Department of Hematology and Rheumatology, Kagoshima University.
J Clin Exp Hematop. 2023 Mar 28;63(1):1-11. doi: 10.3960/jslrt.22034. Epub 2023 Jan 30.
Several prognostic indices have been reported for peripheral T-cell lymphoma (PTCL) and adult T-cell leukemia/lymphoma (ATL). The clinical features and prognosis of PTCL differ in a specified pathological diagnosis, whereas those of ATL are more diverse, even in the same clinical subtypes of acute, lymphoma, chronic, and smoldering. The establishment of a prognostic index is important not only for a risk-stratified treatment approach, but also for the preliminary evaluation of therapeutic findings by novel modalities, particularly in rare and aggressive diseases such as ATL. Five prognostic indices for PTCL-not otherwise specified and 6 prognostic indices for ATL are discussed herein. Recent advances in molecular analyses have facilitated prognostication using molecular profiles. In addition to the external validation of these prognostic indices, which are mostly established by clinical information, the development of novel indices by incorporating molecular profiles is warranted to improve the outcomes of patients through the selection of optimal treatments.
已经有报道称,外周 T 细胞淋巴瘤(PTCL)和成人 T 细胞白血病/淋巴瘤(ATL)有多种预后指标。

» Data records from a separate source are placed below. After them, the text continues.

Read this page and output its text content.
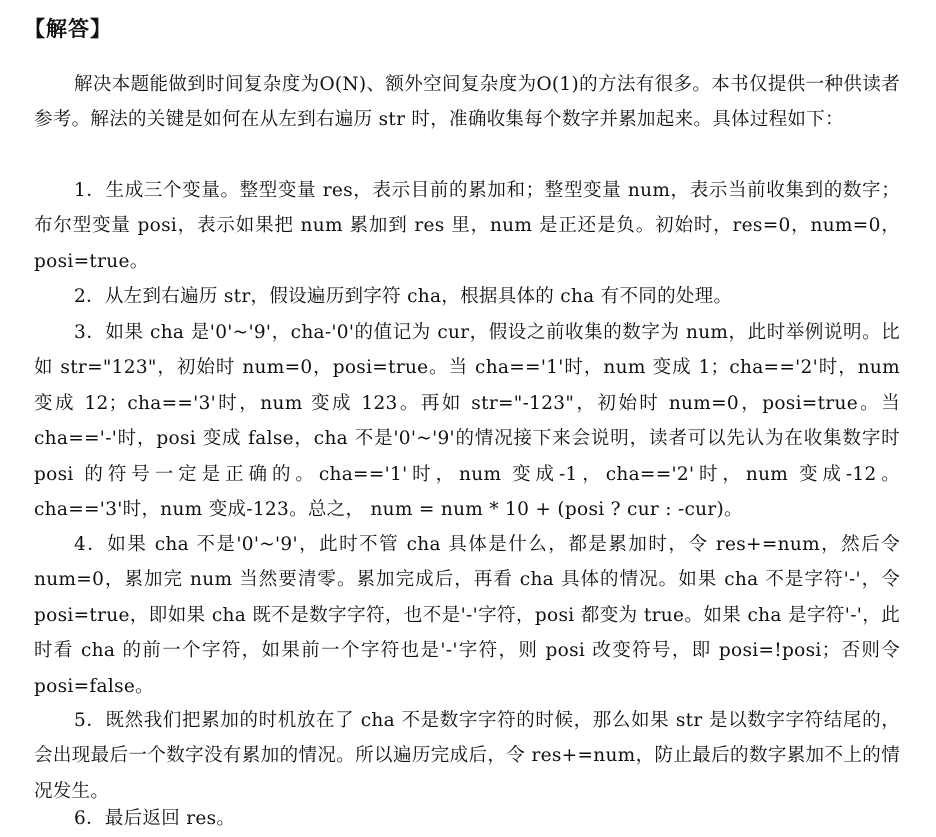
【解答】

解决本题能做到时间复杂度为O(N)、额外空间复杂度为O(1)的方法有很多。本书仅提供一种供读者参考。解法的关键是如何在从左到右遍历 str 时，准确收集每个数字并累加起来。具体过程如下：

1．生成三个变量。整型变量 res，表示目前的累加和；整型变量 num，表示当前收集到的数字；布尔型变量 posi，表示如果把 num 累加到 res 里，num 是正还是负。初始时，res=0，num=0，posi=true。

2．从左到右遍历 str，假设遍历到字符 cha，根据具体的 cha 有不同的处理。

3．如果 cha 是'0'~'9'，cha-'0'的值记为 cur，假设之前收集的数字为 num，此时举例说明。比如 str="123"，初始时 num=0，posi=true。当 cha=='1'时，num 变成 1；cha=='2'时，num 变成 12；cha=='3'时，num 变成 123。再如 str="-123"，初始时 num=0，posi=true。当 cha=='-'时，posi 变成 false，cha 不是'0'~'9'的情况接下来会说明，读者可以先认为在收集数字时 posi 的符号一定是正确的。cha=='1'时，num 变成-1，cha=='2'时，num 变成-12。cha=='3'时，num 变成-123。总之， num = num * 10 + (posi ? cur : -cur)。

4．如果 cha 不是'0'~'9'，此时不管 cha 具体是什么，都是累加时，令 res+=num，然后令 num=0，累加完 num 当然要清零。累加完成后，再看 cha 具体的情况。如果 cha 不是字符'-'，令 posi=true，即如果 cha 既不是数字字符，也不是'-'字符，posi 都变为 true。如果 cha 是字符'-'，此时看 cha 的前一个字符，如果前一个字符也是'-'字符，则 posi 改变符号，即 posi=!posi；否则令 posi=false。

5．既然我们把累加的时机放在了 cha 不是数字字符的时候，那么如果 str 是以数字字符结尾的，会出现最后一个数字没有累加的情况。所以遍历完成后，令 res+=num，防止最后的数字累加不上的情况发生。

6．最后返回 res。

PTCL 的临床特征和预后因特定的病理诊断而有所不同,而 ATL 的临床特征则更为多样化,即使是在相同的临床亚型(急性、淋巴瘤、慢性和亚临床)中也是如此。建立预后指标不仅对风险分层治疗方法很重要,而且对新型治疗方式的治疗结果进行初步评估也很重要,特别是在罕见和侵袭性疾病(如 ATL)中。本文讨论了 5 种用于非特指性 PTCL 的预后指标和 6 种用于 ATL 的预后指标。分子分析的最新进展使得利用分子谱进行预后预测成为可能。除了对这些主要基于临床信息建立的预后指标进行外部验证外,通过纳入分子谱来开发新的预后指标,也有必要通过选择最佳治疗方法来改善患者的预后。